Он рассматривал ее исподлобья.
– Да, я слышал, будто ты уверовала. И я тобой горжусь. Тебе-то самой это все по душе?
– Да, конечно, – поспешила ответить Манч.
Он саркастически выгнул бровь – ну вылитый Кларк Гейбл! Неужели он уловил в ее тоне нотки неуверенности?
– Выглядишь отлично. Я как раз собирался сказать.
Она фыркнула.
– Уволь. Хочешь сделать мне приятное? Тогда исчезни из моей жизни. – Она лягнула шину пикапа. – И это забери с собой.
– Брось ты, Манч! У нас с тобой столько в прошлом!
– Вот тут ты прав: в прошлом. Давай забудем и то, что было и чего не было… Все к лучшему. Нам обоим ни к чему было таскать за собой ребенка.
Она посмотрела на него, словно ища подтверждения своим словам, но ничего на его лице не прочла.
– Но мы все-таки друзья? – спросил он.
– Мы никогда не были друзьями, Слизняк, просто вместе ловили кайф. – И она выразительно глянула на его спутника.
– Вот как ты заговорила! А мы все, значит, только дерьмо, прилипшее к твоим подметкам?
В его тоне звучала обида, будто она предала некую идею. Но никакой идеи не было, гневно напомнила она себе, была лишь горстка накачавшихся идиотов, пытающихся как-то оправдать свое существование.

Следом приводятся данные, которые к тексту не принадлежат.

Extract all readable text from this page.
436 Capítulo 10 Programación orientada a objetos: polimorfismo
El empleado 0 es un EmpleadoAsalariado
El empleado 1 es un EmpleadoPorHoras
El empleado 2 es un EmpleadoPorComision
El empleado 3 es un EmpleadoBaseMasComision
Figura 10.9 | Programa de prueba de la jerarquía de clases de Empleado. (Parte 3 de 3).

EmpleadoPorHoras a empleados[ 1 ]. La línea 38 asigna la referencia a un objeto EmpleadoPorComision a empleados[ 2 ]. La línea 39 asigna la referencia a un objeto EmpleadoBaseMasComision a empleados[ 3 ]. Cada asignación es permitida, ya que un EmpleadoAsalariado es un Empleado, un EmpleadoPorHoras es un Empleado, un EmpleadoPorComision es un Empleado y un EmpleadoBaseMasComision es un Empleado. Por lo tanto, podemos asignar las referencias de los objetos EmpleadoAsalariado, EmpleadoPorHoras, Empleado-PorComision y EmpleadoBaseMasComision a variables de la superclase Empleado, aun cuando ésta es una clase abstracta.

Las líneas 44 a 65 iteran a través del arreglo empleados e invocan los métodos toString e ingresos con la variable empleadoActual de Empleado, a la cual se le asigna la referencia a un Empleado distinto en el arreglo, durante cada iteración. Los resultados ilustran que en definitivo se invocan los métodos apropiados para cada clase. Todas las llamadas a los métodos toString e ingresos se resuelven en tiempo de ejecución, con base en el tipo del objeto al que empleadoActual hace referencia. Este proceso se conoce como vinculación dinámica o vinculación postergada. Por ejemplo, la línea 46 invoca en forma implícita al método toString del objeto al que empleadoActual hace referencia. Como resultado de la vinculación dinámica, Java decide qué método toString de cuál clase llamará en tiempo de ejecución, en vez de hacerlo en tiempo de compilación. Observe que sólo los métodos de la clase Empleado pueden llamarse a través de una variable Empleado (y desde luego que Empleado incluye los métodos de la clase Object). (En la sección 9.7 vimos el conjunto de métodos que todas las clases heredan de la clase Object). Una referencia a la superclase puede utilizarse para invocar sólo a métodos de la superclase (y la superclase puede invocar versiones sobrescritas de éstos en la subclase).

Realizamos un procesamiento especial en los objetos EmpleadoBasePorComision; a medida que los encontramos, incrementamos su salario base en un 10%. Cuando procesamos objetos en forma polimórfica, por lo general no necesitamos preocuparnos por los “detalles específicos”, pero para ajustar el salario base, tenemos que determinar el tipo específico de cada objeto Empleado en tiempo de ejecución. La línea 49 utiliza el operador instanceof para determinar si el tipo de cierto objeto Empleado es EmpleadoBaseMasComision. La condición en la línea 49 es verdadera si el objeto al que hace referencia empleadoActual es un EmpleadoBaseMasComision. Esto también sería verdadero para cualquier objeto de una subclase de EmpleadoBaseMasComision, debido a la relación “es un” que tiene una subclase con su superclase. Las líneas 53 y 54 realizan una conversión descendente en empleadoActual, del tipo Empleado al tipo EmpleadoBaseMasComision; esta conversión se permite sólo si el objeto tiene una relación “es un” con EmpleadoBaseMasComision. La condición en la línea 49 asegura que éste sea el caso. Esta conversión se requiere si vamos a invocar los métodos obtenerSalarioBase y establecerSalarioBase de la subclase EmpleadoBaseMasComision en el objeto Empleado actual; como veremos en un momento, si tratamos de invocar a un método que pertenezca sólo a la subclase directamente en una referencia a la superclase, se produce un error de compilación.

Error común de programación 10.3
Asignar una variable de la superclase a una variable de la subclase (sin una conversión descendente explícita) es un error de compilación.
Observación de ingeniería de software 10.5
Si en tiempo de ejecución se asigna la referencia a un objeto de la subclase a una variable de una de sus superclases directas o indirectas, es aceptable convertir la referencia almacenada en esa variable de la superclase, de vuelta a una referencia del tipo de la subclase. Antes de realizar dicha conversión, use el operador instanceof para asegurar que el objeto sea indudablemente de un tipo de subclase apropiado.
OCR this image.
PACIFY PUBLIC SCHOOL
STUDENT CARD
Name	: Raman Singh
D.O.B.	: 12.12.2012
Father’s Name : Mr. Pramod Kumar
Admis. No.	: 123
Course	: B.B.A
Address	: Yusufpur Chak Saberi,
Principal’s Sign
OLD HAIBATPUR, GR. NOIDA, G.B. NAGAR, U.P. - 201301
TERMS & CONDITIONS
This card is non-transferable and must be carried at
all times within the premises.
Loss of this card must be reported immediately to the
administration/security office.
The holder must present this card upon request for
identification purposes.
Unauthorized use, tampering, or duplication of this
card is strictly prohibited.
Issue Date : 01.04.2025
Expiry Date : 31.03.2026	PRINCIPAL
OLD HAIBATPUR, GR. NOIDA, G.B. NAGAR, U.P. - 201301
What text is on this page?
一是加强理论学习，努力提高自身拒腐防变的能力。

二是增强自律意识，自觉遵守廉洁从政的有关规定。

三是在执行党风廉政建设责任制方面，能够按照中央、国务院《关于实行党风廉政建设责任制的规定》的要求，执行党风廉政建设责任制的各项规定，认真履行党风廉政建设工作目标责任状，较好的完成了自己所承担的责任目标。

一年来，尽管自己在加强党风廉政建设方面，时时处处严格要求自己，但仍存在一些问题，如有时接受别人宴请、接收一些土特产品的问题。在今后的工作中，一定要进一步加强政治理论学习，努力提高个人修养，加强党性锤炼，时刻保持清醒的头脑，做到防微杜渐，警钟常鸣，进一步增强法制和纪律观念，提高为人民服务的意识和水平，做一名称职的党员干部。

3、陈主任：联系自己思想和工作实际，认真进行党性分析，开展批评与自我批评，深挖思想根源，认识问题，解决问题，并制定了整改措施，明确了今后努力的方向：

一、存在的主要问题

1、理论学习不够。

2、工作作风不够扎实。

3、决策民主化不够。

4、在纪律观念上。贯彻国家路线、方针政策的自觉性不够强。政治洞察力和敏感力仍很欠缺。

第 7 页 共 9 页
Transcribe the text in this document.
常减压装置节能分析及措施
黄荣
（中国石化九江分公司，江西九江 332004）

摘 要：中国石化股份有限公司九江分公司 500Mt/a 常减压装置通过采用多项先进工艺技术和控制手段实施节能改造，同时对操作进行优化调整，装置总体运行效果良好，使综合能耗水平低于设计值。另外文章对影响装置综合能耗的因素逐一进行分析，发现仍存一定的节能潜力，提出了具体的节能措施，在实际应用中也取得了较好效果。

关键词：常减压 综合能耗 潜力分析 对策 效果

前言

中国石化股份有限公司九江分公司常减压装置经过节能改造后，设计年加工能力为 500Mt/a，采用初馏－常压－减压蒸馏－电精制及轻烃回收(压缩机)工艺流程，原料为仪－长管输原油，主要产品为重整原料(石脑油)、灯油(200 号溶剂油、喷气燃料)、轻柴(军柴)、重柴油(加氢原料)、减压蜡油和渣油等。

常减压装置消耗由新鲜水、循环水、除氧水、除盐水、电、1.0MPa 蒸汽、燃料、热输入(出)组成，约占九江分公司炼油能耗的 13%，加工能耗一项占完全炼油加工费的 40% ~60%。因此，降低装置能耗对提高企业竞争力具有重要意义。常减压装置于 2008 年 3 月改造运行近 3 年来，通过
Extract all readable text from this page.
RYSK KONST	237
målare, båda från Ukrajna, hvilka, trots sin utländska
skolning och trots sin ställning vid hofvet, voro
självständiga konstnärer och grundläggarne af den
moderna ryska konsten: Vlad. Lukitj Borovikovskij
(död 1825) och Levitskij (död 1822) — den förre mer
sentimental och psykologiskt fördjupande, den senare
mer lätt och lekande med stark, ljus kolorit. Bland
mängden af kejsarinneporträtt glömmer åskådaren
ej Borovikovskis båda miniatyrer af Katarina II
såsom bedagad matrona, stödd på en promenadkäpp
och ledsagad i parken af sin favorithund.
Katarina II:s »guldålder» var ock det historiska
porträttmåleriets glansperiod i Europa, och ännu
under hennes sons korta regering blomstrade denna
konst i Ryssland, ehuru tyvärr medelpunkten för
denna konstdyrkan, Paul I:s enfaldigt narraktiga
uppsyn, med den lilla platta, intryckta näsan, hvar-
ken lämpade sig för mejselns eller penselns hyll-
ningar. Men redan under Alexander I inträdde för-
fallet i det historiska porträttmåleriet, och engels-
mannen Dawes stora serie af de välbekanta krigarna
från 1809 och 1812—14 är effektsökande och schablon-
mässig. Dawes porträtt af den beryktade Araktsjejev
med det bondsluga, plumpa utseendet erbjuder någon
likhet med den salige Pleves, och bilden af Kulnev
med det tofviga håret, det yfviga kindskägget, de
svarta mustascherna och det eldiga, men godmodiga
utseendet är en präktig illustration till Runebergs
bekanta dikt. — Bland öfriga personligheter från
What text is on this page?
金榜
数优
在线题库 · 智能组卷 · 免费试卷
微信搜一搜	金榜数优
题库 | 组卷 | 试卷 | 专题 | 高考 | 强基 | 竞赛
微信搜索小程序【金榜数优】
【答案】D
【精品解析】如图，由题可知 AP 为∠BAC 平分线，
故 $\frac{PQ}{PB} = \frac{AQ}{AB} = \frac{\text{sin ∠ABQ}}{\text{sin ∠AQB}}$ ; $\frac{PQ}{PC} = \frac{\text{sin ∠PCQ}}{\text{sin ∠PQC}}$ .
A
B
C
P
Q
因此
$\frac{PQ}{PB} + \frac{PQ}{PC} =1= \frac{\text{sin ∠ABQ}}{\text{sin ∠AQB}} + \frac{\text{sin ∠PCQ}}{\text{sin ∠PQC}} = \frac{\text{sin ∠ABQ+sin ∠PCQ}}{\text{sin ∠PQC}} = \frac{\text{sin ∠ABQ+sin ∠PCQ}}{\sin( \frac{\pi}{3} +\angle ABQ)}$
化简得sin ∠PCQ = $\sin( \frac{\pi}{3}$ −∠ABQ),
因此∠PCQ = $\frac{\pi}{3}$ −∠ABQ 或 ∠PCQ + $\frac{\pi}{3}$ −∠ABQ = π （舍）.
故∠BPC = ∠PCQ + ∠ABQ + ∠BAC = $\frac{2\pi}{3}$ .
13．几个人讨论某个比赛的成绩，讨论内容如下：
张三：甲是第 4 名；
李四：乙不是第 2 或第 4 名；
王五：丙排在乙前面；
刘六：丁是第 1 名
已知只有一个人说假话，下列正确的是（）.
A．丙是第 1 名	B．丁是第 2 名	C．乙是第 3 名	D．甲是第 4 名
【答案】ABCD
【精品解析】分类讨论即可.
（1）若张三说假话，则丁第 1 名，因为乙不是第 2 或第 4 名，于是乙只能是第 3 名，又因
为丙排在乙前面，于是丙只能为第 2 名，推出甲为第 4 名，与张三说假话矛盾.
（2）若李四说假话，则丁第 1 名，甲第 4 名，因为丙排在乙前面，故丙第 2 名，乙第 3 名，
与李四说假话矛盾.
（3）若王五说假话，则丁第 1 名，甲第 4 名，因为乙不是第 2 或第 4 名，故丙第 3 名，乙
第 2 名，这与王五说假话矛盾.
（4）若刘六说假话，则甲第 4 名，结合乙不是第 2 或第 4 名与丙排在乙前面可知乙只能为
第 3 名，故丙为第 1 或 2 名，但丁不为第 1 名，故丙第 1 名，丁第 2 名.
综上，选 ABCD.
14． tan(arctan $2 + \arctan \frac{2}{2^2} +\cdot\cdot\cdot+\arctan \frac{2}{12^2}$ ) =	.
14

– Да нет же, Слизняк, – возразила она. – Пойми, пожалуйста: у меня в жизни наконец появилось что-то хорошее. И я не хочу все испортить.
– Я не собираюсь ничего тебе портить.
– Мне нужно беречься, Джон. Я нездорова… это ведь болезнь.
– О чем ты? Какая еще болезнь?
– Алкоголизм и наркомания в стадии ремиссии. Мне нельзя общаться с теми, кто пьет и ширяется.
Как объяснить ему, если она и сама не все понимает! Она просто пользовалась защитными приемами, которым ее научили, – повторяла положения программы реабилитации. Наверное, было бы проще, если б он на нее разозлился.
– И ты действительно совсем забыла о прежних деньках? – спросил он.
– Я должна о них забыть.
– А как же Деб? – осведомился он. – И Буги? Я считал, он – твоя самая вкусная шоколадка.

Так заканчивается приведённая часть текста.